Adoro horror que começa com üm artefato asteca é encontrado e usado de forma…”.
Amo. Certeza de baixaria com a morte.
Também adoro horror onde as pessoas precisam fugir da morte, ou tentam enganar a morte. Quer dizer, todo filme de horror.
Mas tô falando de filmes do tipo Premonição, onde lá enganam a morte e ela vai matando um a um com as melhores e mais inventivas e criativas mortes possíveis.
O Som da Morte é meio que uma cópia de Premonição. Mas daquelas do tipo “copia mas faz diferente”.
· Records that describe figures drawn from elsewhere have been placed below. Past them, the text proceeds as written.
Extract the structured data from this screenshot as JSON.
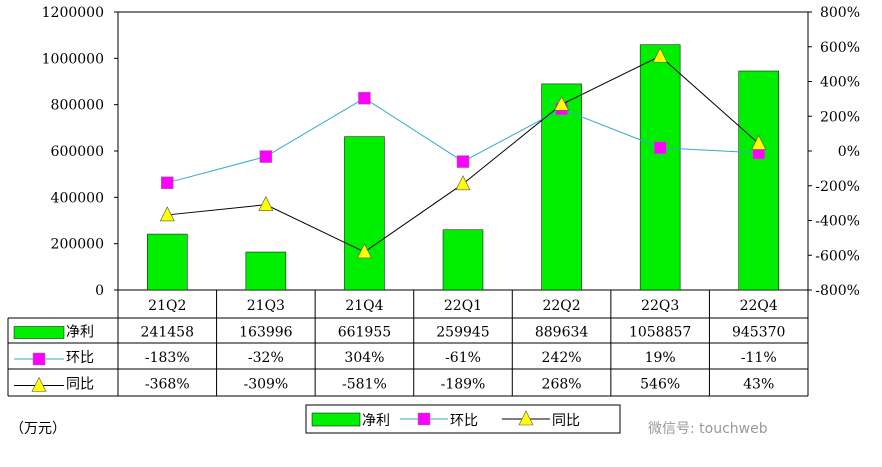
{
  "chart_data": {
    "type": "bar+line",
    "unit_label": "（万元）",
    "categories": [
      "21Q2",
      "21Q3",
      "21Q4",
      "22Q1",
      "22Q2",
      "22Q3",
      "22Q4"
    ],
    "left_axis": {
      "ylim": [
        0,
        1200000
      ],
      "ticks": [
        "0",
        "200000",
        "400000",
        "600000",
        "800000",
        "1000000",
        "1200000"
      ]
    },
    "right_axis": {
      "ylim": [
        -800,
        800
      ],
      "ticks": [
        "-800%",
        "-600%",
        "-400%",
        "-200%",
        "0%",
        "200%",
        "400%",
        "600%",
        "800%"
      ]
    },
    "series": [
      {
        "name": "净利",
        "type": "bar",
        "axis": "left",
        "color": "#00ee00",
        "values": [
          241458,
          163996,
          661955,
          259945,
          889634,
          1058857,
          945370
        ],
        "labels": [
          "241458",
          "163996",
          "661955",
          "259945",
          "889634",
          "1058857",
          "945370"
        ]
      },
      {
        "name": "环比",
        "type": "line",
        "axis": "right",
        "color": "#33aacc",
        "marker": "square",
        "marker_color": "#ff00ff",
        "values": [
          -183,
          -32,
          304,
          -61,
          242,
          19,
          -11
        ],
        "labels": [
          "-183%",
          "-32%",
          "304%",
          "-61%",
          "242%",
          "19%",
          "-11%"
        ]
      },
      {
        "name": "同比",
        "type": "line",
        "axis": "right",
        "color": "#000000",
        "marker": "triangle",
        "marker_color": "#ffff00",
        "values": [
          -368,
          -309,
          -581,
          -189,
          268,
          546,
          43
        ],
        "labels": [
          "-368%",
          "-309%",
          "-581%",
          "-189%",
          "268%",
          "546%",
          "43%"
        ]
      }
    ],
    "grid": false,
    "legend": "bottom",
    "data_table": true
  },
  "watermark": "微信号: touchweb"
}
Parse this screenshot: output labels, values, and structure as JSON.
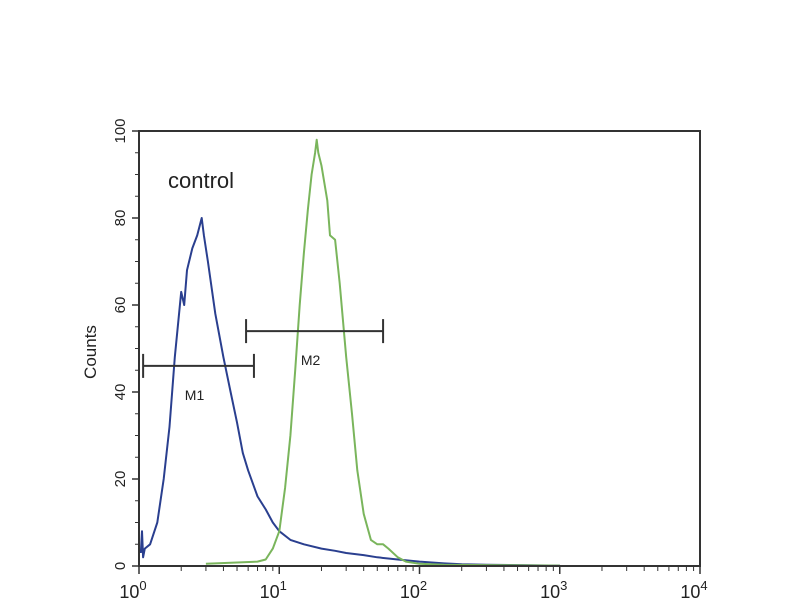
{
  "chart_data": {
    "type": "line",
    "title": "",
    "xlabel": "",
    "ylabel": "Counts",
    "xscale": "log",
    "xlim": [
      1,
      10000
    ],
    "ylim": [
      0,
      100
    ],
    "grid": false,
    "x_ticks": [
      {
        "base": "10",
        "exp": "0",
        "value": 1
      },
      {
        "base": "10",
        "exp": "1",
        "value": 10
      },
      {
        "base": "10",
        "exp": "2",
        "value": 100
      },
      {
        "base": "10",
        "exp": "3",
        "value": 1000
      },
      {
        "base": "10",
        "exp": "4",
        "value": 10000
      }
    ],
    "y_ticks": [
      "0",
      "20",
      "40",
      "60",
      "80",
      "100"
    ],
    "annotation": "control",
    "series": [
      {
        "color": "#2a3f8f",
        "x": [
          1.03,
          1.05,
          1.07,
          1.1,
          1.2,
          1.35,
          1.5,
          1.65,
          1.8,
          2.0,
          2.1,
          2.2,
          2.4,
          2.6,
          2.8,
          2.9,
          3.1,
          3.5,
          4.0,
          4.5,
          5.0,
          5.5,
          6.0,
          7.0,
          8.0,
          9.0,
          10,
          12,
          15,
          20,
          25,
          30,
          40,
          50,
          70,
          100,
          150,
          200,
          300,
          500,
          1000
        ],
        "y": [
          3,
          8,
          2,
          4,
          5,
          10,
          20,
          32,
          48,
          63,
          60,
          68,
          73,
          76,
          80,
          76,
          70,
          58,
          48,
          40,
          33,
          26,
          22,
          16,
          13,
          10,
          8,
          6,
          5,
          4,
          3.5,
          3,
          2.5,
          2,
          1.5,
          1,
          0.6,
          0.4,
          0.3,
          0.2,
          0.1
        ]
      },
      {
        "color": "#7ab55c",
        "x": [
          3,
          5,
          7,
          8,
          9,
          10,
          11,
          12,
          13,
          14,
          15,
          16,
          17,
          18,
          18.5,
          19,
          20,
          21,
          22,
          23,
          25,
          27,
          30,
          33,
          36,
          40,
          45,
          50,
          55,
          60,
          70,
          80,
          100,
          150,
          300,
          1000
        ],
        "y": [
          0.5,
          0.8,
          1,
          1.5,
          4,
          8,
          18,
          30,
          45,
          60,
          72,
          82,
          90,
          95,
          98,
          95,
          92,
          88,
          84,
          76,
          75,
          65,
          48,
          35,
          22,
          12,
          6,
          5,
          5,
          4,
          2,
          1,
          0.5,
          0.3,
          0.2,
          0.1
        ]
      }
    ],
    "markers": [
      {
        "label": "M1",
        "x_start": 1.07,
        "x_end": 6.6,
        "y": 46
      },
      {
        "label": "M2",
        "x_start": 5.8,
        "x_end": 55,
        "y": 54
      }
    ]
  }
}
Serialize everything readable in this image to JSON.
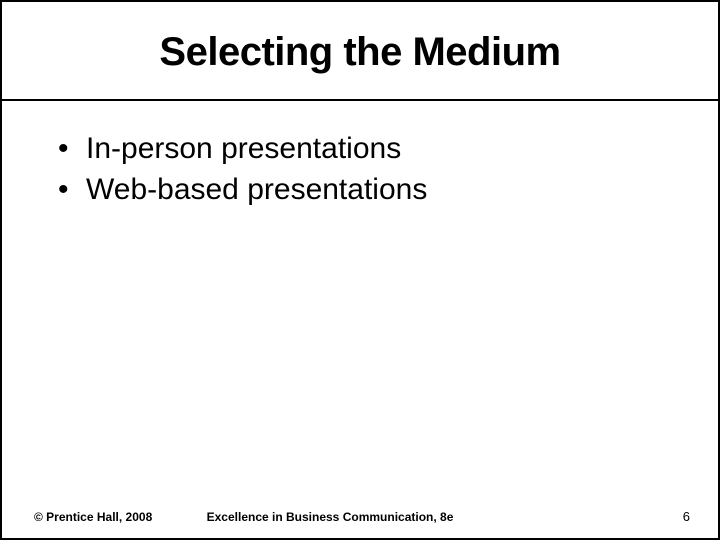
{
  "slide": {
    "title": "Selecting the Medium",
    "bullets": [
      "In-person presentations",
      "Web-based presentations"
    ],
    "footer": {
      "copyright": "© Prentice Hall, 2008",
      "book_title": "Excellence in Business Communication, 8e",
      "page_number": "6"
    },
    "styles": {
      "title_font_family": "Verdana",
      "title_font_size_pt": 40,
      "title_font_weight": 700,
      "bullet_font_family": "Arial",
      "bullet_font_size_pt": 30,
      "footer_font_size_pt": 12,
      "border_color": "#000000",
      "background_color": "#ffffff",
      "text_color": "#000000"
    }
  }
}
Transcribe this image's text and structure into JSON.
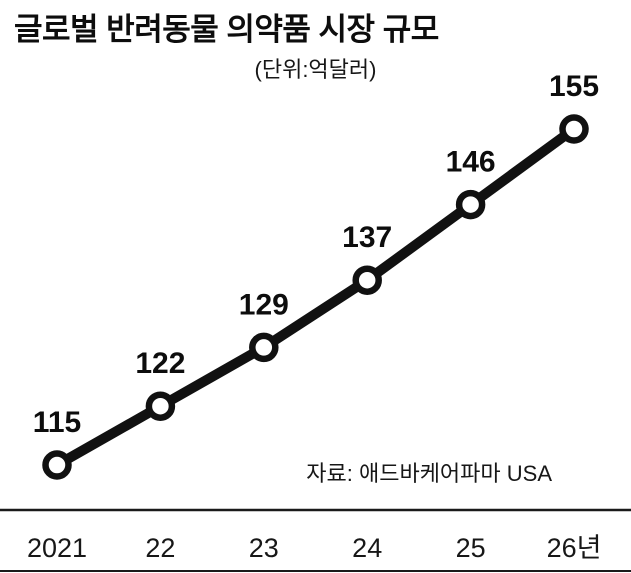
{
  "header": {
    "title": "글로벌 반려동물 의약품 시장 규모",
    "unit_label": "(단위:억달러)"
  },
  "footer": {
    "source_label": "자료: 애드바케어파마 USA"
  },
  "colors": {
    "line": "#111111",
    "marker_fill": "#ffffff",
    "axis_line": "#1a1a1a",
    "background": "#ffffff"
  },
  "chart_data": {
    "type": "line",
    "title": "글로벌 반려동물 의약품 시장 규모",
    "unit": "억달러",
    "categories": [
      "2021",
      "22",
      "23",
      "24",
      "25",
      "26년"
    ],
    "values": [
      115,
      122,
      129,
      137,
      146,
      155
    ],
    "ylim": [
      110,
      160
    ],
    "grid": false,
    "legend": false,
    "marker_style": "open-circle",
    "line_color": "#111111",
    "source": "자료: 애드바케어파마 USA"
  }
}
Aqui é sobre um grupo de adolescentes (que mais parecem uns adultos de 30 anos de idade) que estudam na mesma escola mas não são amigos e acabam se aproximando porque ficam de castigo juntos.
Eles combinam de passar a noite na piscina na casa da patricinha e lá ela, em posse de um apito asteca de caveira com cara de morte, assopra o treco e um por um dos que lá estavam e ouviram, a gente já sabe.
O legal e o diferencial desse filme é que a morte, que persegue essas pessoas, as matam mas da forma que elas morreriam no futuro.
Só que no presente.
Por exemplo, o primeiro que morre é um atleta da escola que fica enxergando um tipo de “fantasma” e quando está sozinho no vestiário tomando banho, morre torrado. Embaixo do chuveiro. Sozinho.
E quando fazem a autópsia, está escrito que aquele era o cadáver de um homem de 40 anos de idade, mesmo com a arcada dentária seer compatível com a do cara de 17 anos da escola.
Resumo rápido de mais um absurdo de horror da Shudder, a gente já viu essa história antes mas não da forma como ela é contada aqui.
E o mais legal: as mortes são muito boas. Muito bizarras.
E nesse caso, quanta mais bizarras, melhor.